The move follows Avangrid’s decision last fall to do the same thing with contracts for a similar project, dubbed Commonwealth Wind, which was also proposed for waters south of the Vineyard. Industry insiders had expected SouthCoast Wind to follow, because its contracts are based on the same economics as Commonwealth Wind’s. But until now, despite conceding similar cost concerns, SouthCoast Wind’s leaders avoided definitively answering the question whether they would need to terminate their contracts too.
Regulatory pressure in Rhode Island, however, apparently forced SouthCoast’s hand. That state’s Energy Facilities Siting Board has been reviewing a proposed power line that SouthCoast (formerly known as Mayflower Wind) has planned through Portsmouth, R.I., for the project, with a hearing scheduled on June 12 to go over the project’s financial viability.
On Friday, SouthCoast informed the Rhode Island siting board that it has started discussions with Massachusetts officials and electric utilities about terminating the wind farm’s power purchase agreements. The SouthCoast project would generate 1,200 megawatts, or enough power for more than one million homes and businesses.
Commonwealth Wind and SouthCoast Wind backing out means the results of two of the three Massachusetts wind-energy auctions so far will be scrapped. Only the winner of the state’s first auction of wind-power contracts, Vineyard Wind, is moving forward. Construction recently began on that project, a joint venture owned by Avangrid and Copenhagen Infrastructure Partners, because its supplier agreements were largely in place before the huge spike in interest rates and other costs last year.
In May, the Healey administration launched the state’s fourth round of offshore wind bidding, inviting developers to submit bids to collectively provide up to 3,600 megawatts — or more than 25 percent of the state’s annual electricity demand. This would be by far the largest auction yet of offshore wind contracts for Massachusetts. Bids are due early next year. Avangrid plans to rebid its Commonwealth Wind project in this round, hoping for higher prices. Now it’s official that SouthCoast Wind — a joint venture between Shell and Ocean Winds, which is itself a joint venture owned by Engie and EDP Renewables — will try to do so as well.
In a statement, SouthCoast chief executive Francis Slingsby said the developer is grateful to the Healey administration for creating enough room for a rebid of its project in the latest auction.
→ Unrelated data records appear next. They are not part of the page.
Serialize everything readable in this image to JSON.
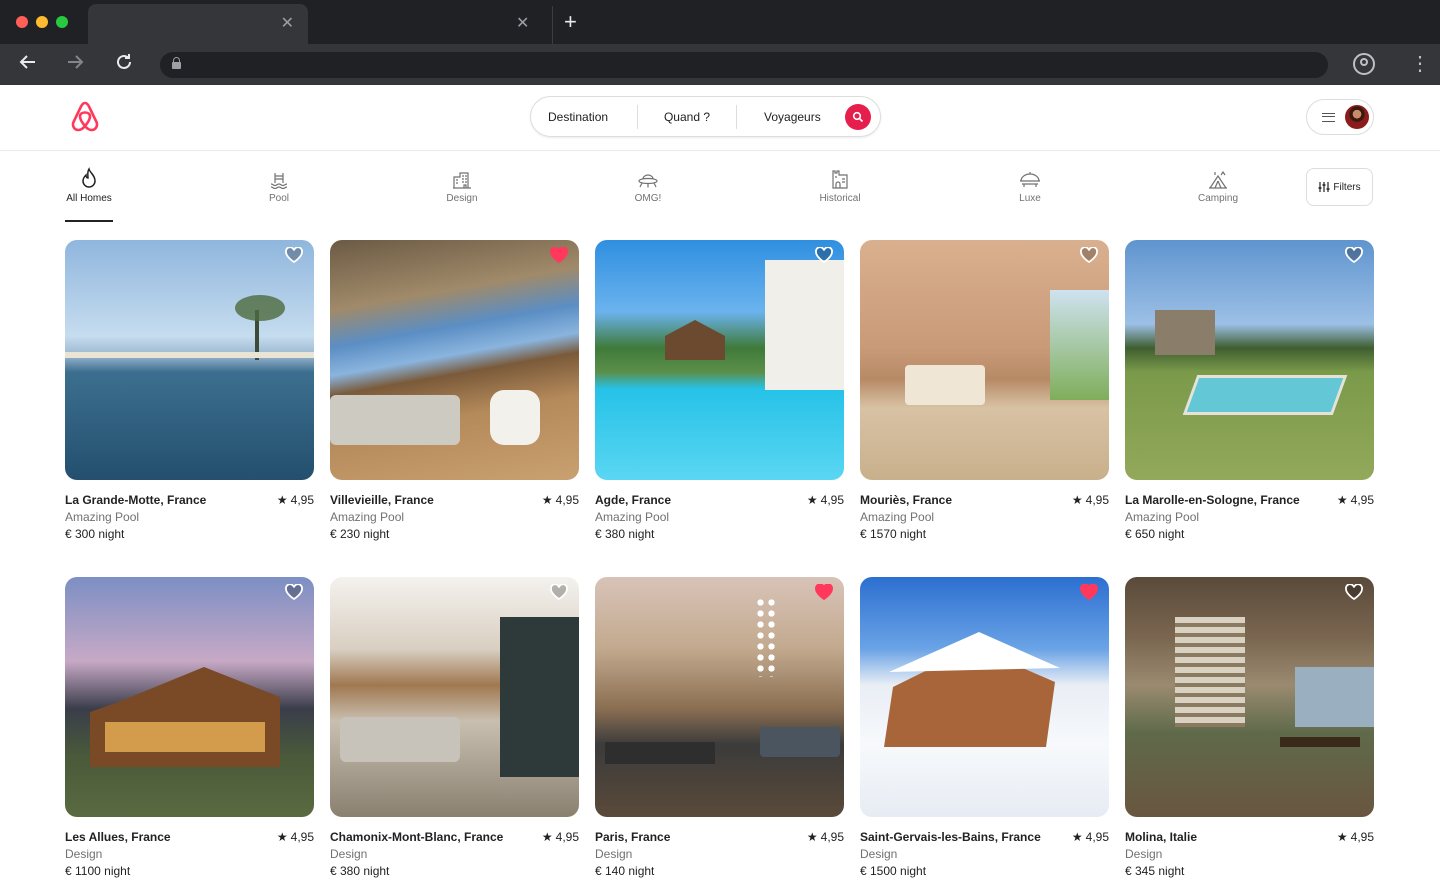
{
  "search": {
    "destination": "Destination",
    "when": "Quand ?",
    "guests": "Voyageurs"
  },
  "categories": [
    {
      "label": "All Homes",
      "icon": "fire-icon"
    },
    {
      "label": "Pool",
      "icon": "pool-icon"
    },
    {
      "label": "Design",
      "icon": "building-icon"
    },
    {
      "label": "OMG!",
      "icon": "ufo-icon"
    },
    {
      "label": "Historical",
      "icon": "castle-icon"
    },
    {
      "label": "Luxe",
      "icon": "luxe-icon"
    },
    {
      "label": "Camping",
      "icon": "tent-icon"
    }
  ],
  "filters_label": "Filters",
  "listings": [
    {
      "title": "La Grande-Motte, France",
      "rating": "4,95",
      "type": "Amazing Pool",
      "price": "€ 300 night",
      "liked": false
    },
    {
      "title": "Villevieille, France",
      "rating": "4,95",
      "type": "Amazing Pool",
      "price": "€ 230 night",
      "liked": true
    },
    {
      "title": "Agde, France",
      "rating": "4,95",
      "type": "Amazing Pool",
      "price": "€ 380 night",
      "liked": false
    },
    {
      "title": "Mouriès, France",
      "rating": "4,95",
      "type": "Amazing Pool",
      "price": "€ 1570 night",
      "liked": false
    },
    {
      "title": "La Marolle-en-Sologne, France",
      "rating": "4,95",
      "type": "Amazing Pool",
      "price": "€ 650 night",
      "liked": false
    },
    {
      "title": "Les Allues, France",
      "rating": "4,95",
      "type": "Design",
      "price": "€ 1100 night",
      "liked": false
    },
    {
      "title": "Chamonix-Mont-Blanc, France",
      "rating": "4,95",
      "type": "Design",
      "price": "€ 380 night",
      "liked": false
    },
    {
      "title": "Paris, France",
      "rating": "4,95",
      "type": "Design",
      "price": "€ 140 night",
      "liked": true
    },
    {
      "title": "Saint-Gervais-les-Bains, France",
      "rating": "4,95",
      "type": "Design",
      "price": "€ 1500 night",
      "liked": true
    },
    {
      "title": "Molina, Italie",
      "rating": "4,95",
      "type": "Design",
      "price": "€ 345 night",
      "liked": false
    }
  ],
  "colors": {
    "brand": "#ff385c",
    "search_button": "#e61e4d",
    "liked_heart": "#ff385c"
  }
}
He said even after factoring in potential tax incentives, SouthCoast couldn’t make the numbers work, and “termination, and payment of a financial penalty for termination, has become the prudent commercial course ... due to material and unforeseen supply chain and financing cost increases affecting the whole offshore wind industry."
These auctions were originally set in motion by a state energy law passed in 2016 aimed at making Massachusetts more reliant on cleaner sources of electricity. State officials also hope that by sparking a new industry to life, offshore wind can bring economic development as well. Other states in the Northeast have since followed with their own auctions of long-term contracts to buy power, which the wind farm developers use to obtain financing for their multibillion-dollar projects.